The privately financed $200-million project received international recognition during the design stages, and with the opening of the new home of C.F. Monterrey – the Reyados – set for Aug. 2, the new stadium will certainly set a new standard for the hospitality experience in Latin America, if not the world.
For Lizarraga, senior architect and senior associate at Populous, overseeing the design of Estadio BBVA Bancomer was like going home – literally.
“I am from Mexico – I was born there, and I lived in Monterrey,” he said. “I am a soccer fan. Most of the facilities in Mexico are old: 50-year-old stadiums that are not the most comfortable. This new stadium will completely change the game as to how Mexicans experience a match, and I say that as a Mexican.”
Instead of cramming 51,000 fans into the smallest space possible, Lizarraga and crew set a goal of making sure every fan – in the suites, in the club seats, in the stands – has the best experience possible. The suites feature high-end finishes and upscale food concessions. Two club lounges with a total of 4,500 seats feature high-end drink bars and food offerings, as well as outdoor terraces and operable glass walls. One of the clubs has a kids’ zone, with separate gourmet dining. In addition, there is a balcony so fans can watch players coming onto the field via the access tunnel. In the stands, fans will be close to the action and will be entertained with two large high-def videoscreens.
“One of the main principles of design from the client was to create fan seating that is welcoming to everyone,” Lizarraga said. “That might sound like it is in the United States, but in Mexico it can be a littler rough. We wanted to change that. We wanted every person to feel safe and comfortable. This is a stadium for families.”
That the stadium would be a success was a given: suites were sold out two years ago, and premium seating was sold out six months ago. The 324 suites are the most found in any soccer stadium in the world, and you could argue that even more suites could have been sold.
“I have never seen something like this in my 20 years at Populous,” said Lizarraga, whose projects with the Kansas City (Mo.) global sports-architecture firm Populous include Yankee Stadium, Target Field and Marlins Park. “Reyados fans are very loyal fans. The team had achieved successes in the league and in the club tournaments. The club wanted to give their fans a stadium on the same level as to how the team is performing, and reward their loyalty.”

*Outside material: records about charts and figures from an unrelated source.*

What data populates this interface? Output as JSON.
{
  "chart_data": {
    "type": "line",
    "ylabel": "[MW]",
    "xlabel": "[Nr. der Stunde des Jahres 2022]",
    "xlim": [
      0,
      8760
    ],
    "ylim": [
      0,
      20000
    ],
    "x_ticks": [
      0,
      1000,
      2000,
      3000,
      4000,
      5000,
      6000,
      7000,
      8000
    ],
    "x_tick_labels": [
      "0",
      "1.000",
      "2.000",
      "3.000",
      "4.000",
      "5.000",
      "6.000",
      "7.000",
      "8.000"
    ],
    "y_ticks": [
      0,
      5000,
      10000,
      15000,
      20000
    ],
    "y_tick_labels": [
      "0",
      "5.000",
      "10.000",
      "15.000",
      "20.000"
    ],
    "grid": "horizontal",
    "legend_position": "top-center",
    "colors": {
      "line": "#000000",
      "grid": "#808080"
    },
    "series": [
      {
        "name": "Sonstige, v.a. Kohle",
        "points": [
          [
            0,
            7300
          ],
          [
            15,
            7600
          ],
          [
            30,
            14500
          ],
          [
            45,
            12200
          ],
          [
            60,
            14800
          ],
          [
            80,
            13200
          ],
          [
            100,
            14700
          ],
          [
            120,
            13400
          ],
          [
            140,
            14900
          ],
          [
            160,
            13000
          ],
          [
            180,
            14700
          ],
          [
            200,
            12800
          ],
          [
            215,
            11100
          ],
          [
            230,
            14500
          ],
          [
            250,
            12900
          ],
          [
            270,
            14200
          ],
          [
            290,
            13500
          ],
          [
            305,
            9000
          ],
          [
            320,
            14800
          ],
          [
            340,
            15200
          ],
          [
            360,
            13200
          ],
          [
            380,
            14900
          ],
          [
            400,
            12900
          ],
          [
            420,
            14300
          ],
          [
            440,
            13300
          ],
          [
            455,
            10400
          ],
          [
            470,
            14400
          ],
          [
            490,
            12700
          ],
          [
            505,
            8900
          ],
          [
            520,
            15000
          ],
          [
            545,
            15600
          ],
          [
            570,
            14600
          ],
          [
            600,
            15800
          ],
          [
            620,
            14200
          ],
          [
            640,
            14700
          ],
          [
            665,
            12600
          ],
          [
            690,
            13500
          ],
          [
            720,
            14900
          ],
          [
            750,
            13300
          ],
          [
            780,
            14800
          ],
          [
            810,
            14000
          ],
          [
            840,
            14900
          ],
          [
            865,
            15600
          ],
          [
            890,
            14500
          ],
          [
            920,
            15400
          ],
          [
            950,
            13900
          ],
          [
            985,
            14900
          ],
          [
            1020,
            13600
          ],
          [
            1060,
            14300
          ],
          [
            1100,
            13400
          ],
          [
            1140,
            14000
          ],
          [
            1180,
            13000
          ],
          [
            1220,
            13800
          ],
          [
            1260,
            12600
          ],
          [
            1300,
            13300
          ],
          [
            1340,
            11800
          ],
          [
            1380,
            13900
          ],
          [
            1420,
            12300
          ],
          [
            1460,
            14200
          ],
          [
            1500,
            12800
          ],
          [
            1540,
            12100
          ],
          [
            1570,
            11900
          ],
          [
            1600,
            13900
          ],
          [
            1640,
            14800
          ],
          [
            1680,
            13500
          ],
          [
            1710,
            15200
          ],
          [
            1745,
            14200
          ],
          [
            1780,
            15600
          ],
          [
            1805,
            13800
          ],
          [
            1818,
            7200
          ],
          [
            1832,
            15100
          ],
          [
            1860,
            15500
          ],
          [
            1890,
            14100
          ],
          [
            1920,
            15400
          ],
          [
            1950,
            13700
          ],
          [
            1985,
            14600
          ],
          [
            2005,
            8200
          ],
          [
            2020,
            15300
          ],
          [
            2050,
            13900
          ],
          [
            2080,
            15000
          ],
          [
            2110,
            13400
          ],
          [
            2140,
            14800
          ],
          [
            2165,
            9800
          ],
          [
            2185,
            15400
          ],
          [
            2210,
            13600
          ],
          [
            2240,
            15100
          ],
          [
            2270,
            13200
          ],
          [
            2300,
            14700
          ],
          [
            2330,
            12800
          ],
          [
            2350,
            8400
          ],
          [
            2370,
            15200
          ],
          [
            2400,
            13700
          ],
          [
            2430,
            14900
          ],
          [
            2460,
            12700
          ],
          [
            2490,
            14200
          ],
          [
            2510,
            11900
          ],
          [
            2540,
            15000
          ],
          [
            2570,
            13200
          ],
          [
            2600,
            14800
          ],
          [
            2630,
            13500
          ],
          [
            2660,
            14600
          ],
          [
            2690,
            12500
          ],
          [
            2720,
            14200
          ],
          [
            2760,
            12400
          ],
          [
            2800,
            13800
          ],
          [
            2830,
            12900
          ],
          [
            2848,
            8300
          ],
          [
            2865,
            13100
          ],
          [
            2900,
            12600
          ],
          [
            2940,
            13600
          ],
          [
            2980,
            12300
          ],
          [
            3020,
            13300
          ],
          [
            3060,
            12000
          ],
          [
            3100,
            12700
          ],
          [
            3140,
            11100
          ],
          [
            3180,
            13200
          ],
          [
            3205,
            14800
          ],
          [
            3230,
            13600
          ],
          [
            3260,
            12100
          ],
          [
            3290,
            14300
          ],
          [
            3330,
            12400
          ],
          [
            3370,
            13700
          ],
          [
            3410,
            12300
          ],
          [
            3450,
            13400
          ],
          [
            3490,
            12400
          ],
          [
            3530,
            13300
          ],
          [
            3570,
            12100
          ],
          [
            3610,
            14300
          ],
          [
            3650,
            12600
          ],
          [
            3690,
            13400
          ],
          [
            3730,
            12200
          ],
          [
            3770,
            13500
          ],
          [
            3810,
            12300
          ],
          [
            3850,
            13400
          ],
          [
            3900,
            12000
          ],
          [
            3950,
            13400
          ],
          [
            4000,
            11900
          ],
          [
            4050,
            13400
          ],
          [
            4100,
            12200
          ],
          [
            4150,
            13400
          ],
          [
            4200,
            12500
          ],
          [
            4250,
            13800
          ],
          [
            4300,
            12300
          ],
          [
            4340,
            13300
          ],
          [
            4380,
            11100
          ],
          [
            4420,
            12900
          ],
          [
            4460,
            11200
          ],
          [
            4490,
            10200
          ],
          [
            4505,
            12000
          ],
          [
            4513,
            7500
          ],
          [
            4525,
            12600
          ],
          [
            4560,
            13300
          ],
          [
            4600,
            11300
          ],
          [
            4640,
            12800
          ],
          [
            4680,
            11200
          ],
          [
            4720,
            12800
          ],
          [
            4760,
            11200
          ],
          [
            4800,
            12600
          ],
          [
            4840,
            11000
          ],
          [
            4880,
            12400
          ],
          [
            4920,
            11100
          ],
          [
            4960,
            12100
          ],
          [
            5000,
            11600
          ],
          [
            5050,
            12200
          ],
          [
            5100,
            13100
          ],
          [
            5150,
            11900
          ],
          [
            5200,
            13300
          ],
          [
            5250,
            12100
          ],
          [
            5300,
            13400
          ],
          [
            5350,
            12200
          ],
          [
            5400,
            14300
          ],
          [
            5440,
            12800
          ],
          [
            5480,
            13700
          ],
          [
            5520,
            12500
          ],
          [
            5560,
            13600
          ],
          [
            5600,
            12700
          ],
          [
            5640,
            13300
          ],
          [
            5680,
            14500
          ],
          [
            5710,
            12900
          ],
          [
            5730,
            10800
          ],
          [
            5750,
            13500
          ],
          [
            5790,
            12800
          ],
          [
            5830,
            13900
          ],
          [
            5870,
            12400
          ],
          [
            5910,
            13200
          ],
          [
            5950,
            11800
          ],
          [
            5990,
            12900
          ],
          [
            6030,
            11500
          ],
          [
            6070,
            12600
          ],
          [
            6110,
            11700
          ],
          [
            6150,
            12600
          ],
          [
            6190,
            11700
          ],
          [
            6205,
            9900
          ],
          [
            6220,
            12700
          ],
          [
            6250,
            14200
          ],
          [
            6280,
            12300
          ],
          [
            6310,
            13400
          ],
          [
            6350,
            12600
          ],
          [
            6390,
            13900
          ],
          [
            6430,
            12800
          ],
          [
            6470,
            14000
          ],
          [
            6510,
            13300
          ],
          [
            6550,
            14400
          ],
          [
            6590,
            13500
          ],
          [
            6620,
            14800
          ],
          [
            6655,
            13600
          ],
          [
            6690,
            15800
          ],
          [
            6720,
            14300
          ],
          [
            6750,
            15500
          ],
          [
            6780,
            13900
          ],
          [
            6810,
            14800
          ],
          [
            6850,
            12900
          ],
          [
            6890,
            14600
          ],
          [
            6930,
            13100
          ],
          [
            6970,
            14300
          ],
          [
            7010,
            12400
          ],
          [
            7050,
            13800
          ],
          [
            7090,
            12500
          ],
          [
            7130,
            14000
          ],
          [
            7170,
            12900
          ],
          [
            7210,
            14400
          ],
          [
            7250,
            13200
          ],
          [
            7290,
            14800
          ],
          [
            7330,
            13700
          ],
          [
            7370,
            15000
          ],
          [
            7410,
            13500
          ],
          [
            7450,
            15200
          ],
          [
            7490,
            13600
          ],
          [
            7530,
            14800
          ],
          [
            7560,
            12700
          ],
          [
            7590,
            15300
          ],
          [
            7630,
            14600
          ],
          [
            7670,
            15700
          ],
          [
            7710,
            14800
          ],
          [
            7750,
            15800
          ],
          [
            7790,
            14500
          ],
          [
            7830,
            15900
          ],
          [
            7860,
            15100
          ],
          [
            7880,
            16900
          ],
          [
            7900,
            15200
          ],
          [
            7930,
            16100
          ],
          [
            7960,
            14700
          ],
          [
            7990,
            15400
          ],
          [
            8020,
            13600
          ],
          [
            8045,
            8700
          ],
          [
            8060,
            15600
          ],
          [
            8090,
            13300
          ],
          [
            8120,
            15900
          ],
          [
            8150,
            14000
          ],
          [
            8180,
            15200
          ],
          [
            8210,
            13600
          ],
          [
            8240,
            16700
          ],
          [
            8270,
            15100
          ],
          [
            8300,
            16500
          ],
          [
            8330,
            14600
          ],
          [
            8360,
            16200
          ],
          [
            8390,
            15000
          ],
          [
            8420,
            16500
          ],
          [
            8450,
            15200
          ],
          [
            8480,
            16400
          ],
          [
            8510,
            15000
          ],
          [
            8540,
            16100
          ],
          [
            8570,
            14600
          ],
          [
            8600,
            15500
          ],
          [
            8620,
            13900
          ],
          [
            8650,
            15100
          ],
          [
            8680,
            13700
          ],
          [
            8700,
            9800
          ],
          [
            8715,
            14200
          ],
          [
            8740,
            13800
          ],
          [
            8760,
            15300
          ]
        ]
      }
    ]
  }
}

As noted, the $200-million stadium was totally funded and financed by team owner FEMSA, a public traded beverage and retail firm.
Besides the fan amenities, Estadio BBVA Bancomer has a cutting-edge design that pays tribute to the area’s major industries. The self-supported, tripod-like structure soars above the landscape, complementing the distinctive, beloved saddle-shaped Cerro de la Silla Mountain. That setting is important: the total stadium site is over 60 acres, and a third of that is green, complete with a permeable surface on parking areas designed to return rainfall back to the grounds. The asymmetric steel façade, topped with crescent-shaped aluminum gills set up to allow breezes into the stadium, makes a visual statement that can be seen from a long distance. It pays homage both to the city’s rich history of steel manufacturing and brewing: Tecate was founded in Monterrey in 1891 and is still brewed there, and FEMSA’s roots are in brewing as well. (Indeed, the firm has a stake in global brand Heineken.) The gills at the top of the exterior will be lit at night, extending the design experience.
“I believe that there is not a stadium like Estadio BBVA Bancomer in Latin America, and I am confident the stadium will become the new example to follow,” Lizarraga said. “The stadium hasn’t opened and it’s turning heads all over the world.
“Now that we’ve finished our work, it’s up to the fans of Monterrey to tell us how their expectations are met or exceeded.”